The obvious ways to recognise employee contributions are promotions and pay rises. If these fail to materialise employees will soon lose interest and look elsewhere. But staff can be kept on side for longer with regular reviews, appraisals and incremental rewards for impactful work. In fact, just knowing that their contribution is making a difference can be a strong motivator to stay and continue the work
So, to keep these five major factors in check, firms need to adhere to these three core principles:
1. Communicate and feed back
Keep an eye on reporting structures and make sure bosses are developing the staff they manage. 360 degree appraisals can really help here.

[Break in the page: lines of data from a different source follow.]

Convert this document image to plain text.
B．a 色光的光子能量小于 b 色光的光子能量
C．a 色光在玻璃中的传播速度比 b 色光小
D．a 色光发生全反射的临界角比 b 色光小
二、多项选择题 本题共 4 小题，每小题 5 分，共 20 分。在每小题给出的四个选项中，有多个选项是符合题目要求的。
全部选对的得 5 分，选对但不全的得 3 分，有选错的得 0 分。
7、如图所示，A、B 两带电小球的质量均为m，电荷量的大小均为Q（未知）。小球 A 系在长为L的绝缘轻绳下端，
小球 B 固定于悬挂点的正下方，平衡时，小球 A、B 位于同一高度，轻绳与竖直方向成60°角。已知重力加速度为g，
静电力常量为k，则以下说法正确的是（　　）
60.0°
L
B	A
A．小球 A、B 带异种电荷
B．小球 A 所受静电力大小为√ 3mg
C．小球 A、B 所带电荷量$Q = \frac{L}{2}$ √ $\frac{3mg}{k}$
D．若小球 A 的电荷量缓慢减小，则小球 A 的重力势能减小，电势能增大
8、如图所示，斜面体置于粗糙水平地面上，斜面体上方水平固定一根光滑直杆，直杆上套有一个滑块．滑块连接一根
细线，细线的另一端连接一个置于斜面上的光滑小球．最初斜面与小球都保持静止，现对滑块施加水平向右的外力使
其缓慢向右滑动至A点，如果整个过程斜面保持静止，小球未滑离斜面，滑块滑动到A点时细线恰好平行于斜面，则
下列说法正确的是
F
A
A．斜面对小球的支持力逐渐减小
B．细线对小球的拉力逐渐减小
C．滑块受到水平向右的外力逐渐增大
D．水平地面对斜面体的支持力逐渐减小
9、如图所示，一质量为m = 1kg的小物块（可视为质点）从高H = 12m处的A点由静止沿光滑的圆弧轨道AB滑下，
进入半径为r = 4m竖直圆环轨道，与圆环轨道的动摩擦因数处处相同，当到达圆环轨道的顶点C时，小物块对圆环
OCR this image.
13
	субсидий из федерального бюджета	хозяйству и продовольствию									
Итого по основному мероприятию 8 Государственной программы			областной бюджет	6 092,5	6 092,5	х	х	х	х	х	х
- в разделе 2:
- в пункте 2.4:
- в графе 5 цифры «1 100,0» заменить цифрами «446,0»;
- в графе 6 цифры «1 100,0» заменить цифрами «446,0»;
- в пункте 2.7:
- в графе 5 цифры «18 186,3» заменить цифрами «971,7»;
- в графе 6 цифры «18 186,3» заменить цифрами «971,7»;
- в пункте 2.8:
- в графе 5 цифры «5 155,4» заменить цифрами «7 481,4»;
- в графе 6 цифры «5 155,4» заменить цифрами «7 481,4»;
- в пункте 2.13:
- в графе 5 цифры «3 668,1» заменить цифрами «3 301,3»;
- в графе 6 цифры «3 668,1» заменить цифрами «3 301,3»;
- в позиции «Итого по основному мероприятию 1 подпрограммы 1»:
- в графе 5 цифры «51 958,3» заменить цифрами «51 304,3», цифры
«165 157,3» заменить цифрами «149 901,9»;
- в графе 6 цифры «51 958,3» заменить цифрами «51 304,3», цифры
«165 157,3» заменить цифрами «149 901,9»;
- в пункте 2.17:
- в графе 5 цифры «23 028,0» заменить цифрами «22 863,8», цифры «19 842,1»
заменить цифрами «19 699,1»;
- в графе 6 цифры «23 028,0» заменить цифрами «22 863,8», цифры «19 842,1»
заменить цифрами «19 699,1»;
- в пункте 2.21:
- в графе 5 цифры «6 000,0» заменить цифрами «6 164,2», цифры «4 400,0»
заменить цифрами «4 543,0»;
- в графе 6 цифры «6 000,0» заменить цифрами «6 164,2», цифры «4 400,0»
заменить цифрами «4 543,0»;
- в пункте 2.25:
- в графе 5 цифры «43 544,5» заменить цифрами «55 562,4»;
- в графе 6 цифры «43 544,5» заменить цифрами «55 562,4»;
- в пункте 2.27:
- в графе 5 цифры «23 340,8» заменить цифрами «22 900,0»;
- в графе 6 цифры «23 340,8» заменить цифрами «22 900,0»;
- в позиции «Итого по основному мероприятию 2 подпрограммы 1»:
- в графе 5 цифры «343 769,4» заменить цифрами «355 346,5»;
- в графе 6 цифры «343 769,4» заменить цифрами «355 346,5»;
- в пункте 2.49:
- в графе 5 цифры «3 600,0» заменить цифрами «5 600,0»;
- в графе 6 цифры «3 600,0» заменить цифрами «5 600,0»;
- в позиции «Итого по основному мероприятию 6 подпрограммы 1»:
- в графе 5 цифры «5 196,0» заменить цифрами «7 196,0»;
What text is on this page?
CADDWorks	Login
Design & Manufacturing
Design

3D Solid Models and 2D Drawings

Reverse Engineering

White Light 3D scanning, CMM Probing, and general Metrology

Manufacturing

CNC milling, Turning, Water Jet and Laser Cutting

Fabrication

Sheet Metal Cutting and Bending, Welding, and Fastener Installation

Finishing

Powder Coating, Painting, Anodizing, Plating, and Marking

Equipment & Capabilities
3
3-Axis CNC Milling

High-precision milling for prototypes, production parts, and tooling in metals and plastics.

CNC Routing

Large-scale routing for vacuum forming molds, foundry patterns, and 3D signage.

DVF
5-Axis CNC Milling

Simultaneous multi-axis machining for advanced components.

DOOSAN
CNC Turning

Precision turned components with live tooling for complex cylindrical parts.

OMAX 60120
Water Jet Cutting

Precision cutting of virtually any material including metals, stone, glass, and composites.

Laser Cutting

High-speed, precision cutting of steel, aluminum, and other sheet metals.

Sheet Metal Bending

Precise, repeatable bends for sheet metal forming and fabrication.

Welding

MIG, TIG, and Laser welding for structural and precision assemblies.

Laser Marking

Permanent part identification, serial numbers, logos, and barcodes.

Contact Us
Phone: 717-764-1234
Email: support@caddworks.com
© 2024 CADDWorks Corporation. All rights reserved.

Through regular appraisals and feedback sessions, make sure staff contributions are understood and recognised and that skills are being utilised and opinions are heard
2. Watch the market
Keep an eye on market remuneration rates to ensure packages are in line with expectations
3. Develop your culture and staff
Develop a strong vision, values and aims with buy-in from staff that include valuing them as contributors and individuals with their own needs. Think about achievable milestones that the teams will strive towards, rather than nebulous mission statements. Also think about how individuals can develop within their roles
It is true that, as much as you can try to keep staff, some will leave. In my next posts I’ll be talking about how to spot the signs that people are looking to leave and how to plan for the inevitable changes.